Patients who had baseline meniscal or osteochondral injuries had a better prognosis with when managed with rehab alone or delayed reconstruction.  While patients with a higher KOOS score pre-reconstruction had better outcomes up to 5 years later. This highlights the role of ‘prehab’ and exercise therapy to increase knee function and strength pre-reconstruction.

Interestingly, despite studies indicating that non-surgical management offering at least equivalent results at 5 year follow-up, up to 50% of patients managed with rehab alone opted for delayed reconstruction. These patients often cited ongoing reports on knee instability. Thus, it is important to identify those patients which would benefit from conservative treatment and those who require reconstruction. (Monk 2016., Fillbay 2018)

Copers V Non-copers

One proposed criterion for a coper is:

  • 80% LSI for 6m timed hop test
  • KOS-ADLS score over 80%
  • Global rating of function > 80
  • No more than 1 episode of knee giving way post injury

(Moksnes et. Al., 2008)

It is important to note that there is not a dichotomy of patients. Some patients may initially pass this criterion but still require surgery and vice versa with patients who initially fail having good outcomes with conservative management. (Snyder-Mackler & Risberg, 2011) (Grindem, 2018)

Elite Athletes

Little is known about the conservative management of Elite footballers who rupture their ACL, however a recent case study (Weiler et al., 2015) of an elite English premier league footballer (aged 32) who returned to full competition 8 weeks post ACL rupture, and remained problem free at 18months (and still playing at EPL level) has been published in the BJSM.

While this is a single case study of a high level athlete with access to world class rehab facilities, it proves that reconstruction is not always necessary for a return to sport, and that conservative management may actually lead to a faster return to competition.
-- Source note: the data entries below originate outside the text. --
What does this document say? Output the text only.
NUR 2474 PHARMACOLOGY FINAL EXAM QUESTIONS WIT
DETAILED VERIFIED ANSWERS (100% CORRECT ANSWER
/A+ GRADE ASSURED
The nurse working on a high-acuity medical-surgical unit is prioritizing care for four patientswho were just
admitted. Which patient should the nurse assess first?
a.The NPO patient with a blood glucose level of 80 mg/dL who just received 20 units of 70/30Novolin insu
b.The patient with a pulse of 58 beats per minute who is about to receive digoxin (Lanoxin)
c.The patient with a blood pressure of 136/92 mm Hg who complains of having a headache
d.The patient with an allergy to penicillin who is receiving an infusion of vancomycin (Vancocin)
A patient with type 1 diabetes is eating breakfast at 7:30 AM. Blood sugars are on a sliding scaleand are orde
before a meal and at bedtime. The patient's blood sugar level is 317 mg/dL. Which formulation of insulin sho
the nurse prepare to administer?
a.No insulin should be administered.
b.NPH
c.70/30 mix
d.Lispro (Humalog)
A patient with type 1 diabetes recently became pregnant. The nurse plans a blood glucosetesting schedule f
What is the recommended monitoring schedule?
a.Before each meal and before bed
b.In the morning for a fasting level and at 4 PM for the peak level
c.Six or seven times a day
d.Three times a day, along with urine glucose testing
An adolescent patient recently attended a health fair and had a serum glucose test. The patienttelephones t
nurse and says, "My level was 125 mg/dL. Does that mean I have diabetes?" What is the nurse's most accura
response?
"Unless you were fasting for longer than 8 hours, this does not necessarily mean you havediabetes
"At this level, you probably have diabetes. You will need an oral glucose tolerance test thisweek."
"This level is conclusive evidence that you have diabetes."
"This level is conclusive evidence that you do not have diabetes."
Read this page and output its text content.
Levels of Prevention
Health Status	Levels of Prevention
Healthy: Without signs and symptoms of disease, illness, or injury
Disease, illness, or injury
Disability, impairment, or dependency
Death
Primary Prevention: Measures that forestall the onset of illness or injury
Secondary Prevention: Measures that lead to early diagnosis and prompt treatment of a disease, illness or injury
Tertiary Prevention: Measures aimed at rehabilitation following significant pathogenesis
The research on conservative management of ACL ruptures is relatively young, and longer term outcomes are yet to be established. That said, findings so far indicate that non-surgical management for many patients will yield equivalent function and have slightly better prognosis for future development of osteoarthritis, especially when there is concomitant meniscal or osteochondral lesions. All patients would benefit from a period of exercise and physical rehabilitation after injury. Some patients may have instability without a reconstruction ‘non-copers’, while others may be ‘copers’ and could return to sport faster with non-surgical management. Management of ACL ruptures should be patient specific, and decisions should be shared between an informed patient, the surgeon and treating physiotherapist or rehabilitation professional.